Stage 3: Long-term storage

Once a week, we copy the backups from Hadoop to discrete storage in a separate region; this is known as “stage 3.” These systems are modern, secure storage outside the flow of our normal management tools.

Monitoring

In addition to the usual system monitoring, we capture many specific statistics, such as binlog collection lag, system capacity, etc.

The most valuable tool we have is scoring the severity of a backup failure. Because it’s normal to miss some backups due to the size of the environment and the amount of ongoing maintenance (rebuilding replicas, etc.), we need a way to catch both widespread failures and individual backups that have not succeeded for several days. For this reason, the score of a missing backup increases exponentially with age, and various aggregations of these scores give us a useful, quick indicator of backup health.

As an example, one database missing for one day is worth one point. 50 missing for a day would be 50 points. But one database missing for 3 days would be 27 (3^3), and 50 missing for 3 days–a serious problem–would be 1350 (50 * 3^3). This would cause a huge spike on our graphs and trigger immediate action.

Restores

There’s an old saying in the world of system administrators: “If you haven’t tested your backups, you don’t have them.” We wholeheartedly agree, so we’ve built a system that continuously restores from stage 2 to test servers. After the restore, we run various sanity checks on the data. If there are any repeated problems, we raise an alarm for human review. This system can catch everything from bugs in MySQL to flaws in our backup process, and allows us to be more flexible with changes to the backup environment.

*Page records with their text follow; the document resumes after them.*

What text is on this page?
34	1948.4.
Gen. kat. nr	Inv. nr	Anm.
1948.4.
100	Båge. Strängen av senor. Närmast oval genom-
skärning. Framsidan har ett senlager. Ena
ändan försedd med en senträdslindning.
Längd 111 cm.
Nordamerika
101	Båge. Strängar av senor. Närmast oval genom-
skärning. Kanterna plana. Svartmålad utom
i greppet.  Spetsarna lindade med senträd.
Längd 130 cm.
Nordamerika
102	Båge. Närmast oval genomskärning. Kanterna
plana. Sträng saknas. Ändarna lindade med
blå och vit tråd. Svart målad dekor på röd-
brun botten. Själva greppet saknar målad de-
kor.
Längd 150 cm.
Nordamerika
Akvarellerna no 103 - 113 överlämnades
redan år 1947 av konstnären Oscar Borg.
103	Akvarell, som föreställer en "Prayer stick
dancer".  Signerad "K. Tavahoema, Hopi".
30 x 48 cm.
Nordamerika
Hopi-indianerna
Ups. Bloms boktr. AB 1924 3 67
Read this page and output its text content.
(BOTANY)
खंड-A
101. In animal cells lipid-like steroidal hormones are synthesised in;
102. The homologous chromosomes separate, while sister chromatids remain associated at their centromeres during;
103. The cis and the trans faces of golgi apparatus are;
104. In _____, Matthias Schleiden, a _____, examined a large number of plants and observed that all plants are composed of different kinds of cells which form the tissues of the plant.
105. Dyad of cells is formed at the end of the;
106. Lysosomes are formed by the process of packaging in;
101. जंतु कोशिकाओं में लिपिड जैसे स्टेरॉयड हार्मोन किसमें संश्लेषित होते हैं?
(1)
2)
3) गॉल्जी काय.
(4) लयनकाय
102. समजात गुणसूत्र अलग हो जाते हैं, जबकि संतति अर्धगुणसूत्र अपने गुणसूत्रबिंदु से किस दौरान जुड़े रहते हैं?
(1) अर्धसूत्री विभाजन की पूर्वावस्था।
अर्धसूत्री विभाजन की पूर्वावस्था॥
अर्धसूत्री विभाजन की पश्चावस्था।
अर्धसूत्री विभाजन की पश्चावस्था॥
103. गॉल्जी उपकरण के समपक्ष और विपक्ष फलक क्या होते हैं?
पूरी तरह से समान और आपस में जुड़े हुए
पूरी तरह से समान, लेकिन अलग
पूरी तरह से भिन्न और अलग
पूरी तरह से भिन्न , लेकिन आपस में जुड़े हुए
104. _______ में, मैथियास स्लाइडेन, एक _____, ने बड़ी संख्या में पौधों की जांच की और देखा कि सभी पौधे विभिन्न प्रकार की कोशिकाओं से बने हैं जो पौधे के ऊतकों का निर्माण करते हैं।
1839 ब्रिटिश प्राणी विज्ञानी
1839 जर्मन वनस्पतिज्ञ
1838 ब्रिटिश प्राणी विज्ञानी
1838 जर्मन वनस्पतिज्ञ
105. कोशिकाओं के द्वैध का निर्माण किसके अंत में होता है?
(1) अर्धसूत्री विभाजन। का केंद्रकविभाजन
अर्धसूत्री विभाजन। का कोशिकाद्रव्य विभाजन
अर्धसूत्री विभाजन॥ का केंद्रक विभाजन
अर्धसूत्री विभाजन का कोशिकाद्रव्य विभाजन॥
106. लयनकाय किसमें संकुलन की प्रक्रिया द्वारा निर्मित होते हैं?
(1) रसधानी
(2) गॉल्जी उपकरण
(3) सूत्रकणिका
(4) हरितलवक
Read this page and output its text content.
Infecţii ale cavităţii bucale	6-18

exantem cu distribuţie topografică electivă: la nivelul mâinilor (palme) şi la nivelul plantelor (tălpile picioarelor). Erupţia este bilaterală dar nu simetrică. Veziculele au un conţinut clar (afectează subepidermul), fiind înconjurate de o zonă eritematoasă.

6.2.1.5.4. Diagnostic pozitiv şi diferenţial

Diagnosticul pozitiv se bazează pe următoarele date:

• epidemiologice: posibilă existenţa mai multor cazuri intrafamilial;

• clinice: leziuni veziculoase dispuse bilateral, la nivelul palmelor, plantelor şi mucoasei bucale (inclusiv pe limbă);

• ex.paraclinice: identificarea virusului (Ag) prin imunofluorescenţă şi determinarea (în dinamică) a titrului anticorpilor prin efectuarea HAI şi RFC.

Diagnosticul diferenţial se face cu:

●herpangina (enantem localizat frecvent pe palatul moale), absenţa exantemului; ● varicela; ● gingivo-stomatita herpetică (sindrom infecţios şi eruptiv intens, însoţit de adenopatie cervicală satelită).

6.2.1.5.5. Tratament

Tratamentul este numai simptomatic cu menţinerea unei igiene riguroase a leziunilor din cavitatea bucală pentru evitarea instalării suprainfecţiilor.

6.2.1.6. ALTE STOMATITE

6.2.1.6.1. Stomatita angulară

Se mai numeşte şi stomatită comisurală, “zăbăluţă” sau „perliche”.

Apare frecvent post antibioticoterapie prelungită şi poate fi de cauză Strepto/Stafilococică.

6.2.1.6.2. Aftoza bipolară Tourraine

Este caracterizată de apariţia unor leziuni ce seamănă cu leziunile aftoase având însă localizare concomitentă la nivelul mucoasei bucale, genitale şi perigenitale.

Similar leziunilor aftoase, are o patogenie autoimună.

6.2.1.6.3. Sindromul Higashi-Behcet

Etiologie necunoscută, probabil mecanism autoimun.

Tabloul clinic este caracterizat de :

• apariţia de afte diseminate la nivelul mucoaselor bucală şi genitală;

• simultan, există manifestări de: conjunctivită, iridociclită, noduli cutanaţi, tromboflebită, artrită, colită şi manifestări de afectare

We have also developed a system called ORC (a recursive acronym for “ORC Restore Coordinator”) that will allow self-service restores for engineers who may want to recover older versions of their tools’ databases. This is especially handy for rapid development.

Backups are not the most glamorous type of engineering. They are technical, repetitive, and when everything works, nobody notices. They are also cross-discipline, requiring systems, network, and software expertise from multiple teams. But ensuring your memories and connections are safe is incredibly important, and at the end of the day, incredibly rewarding.

In an effort to be more inclusive in our language, we have edited this post to replace the terms “master” and “slave” with “primary” and “secondary”.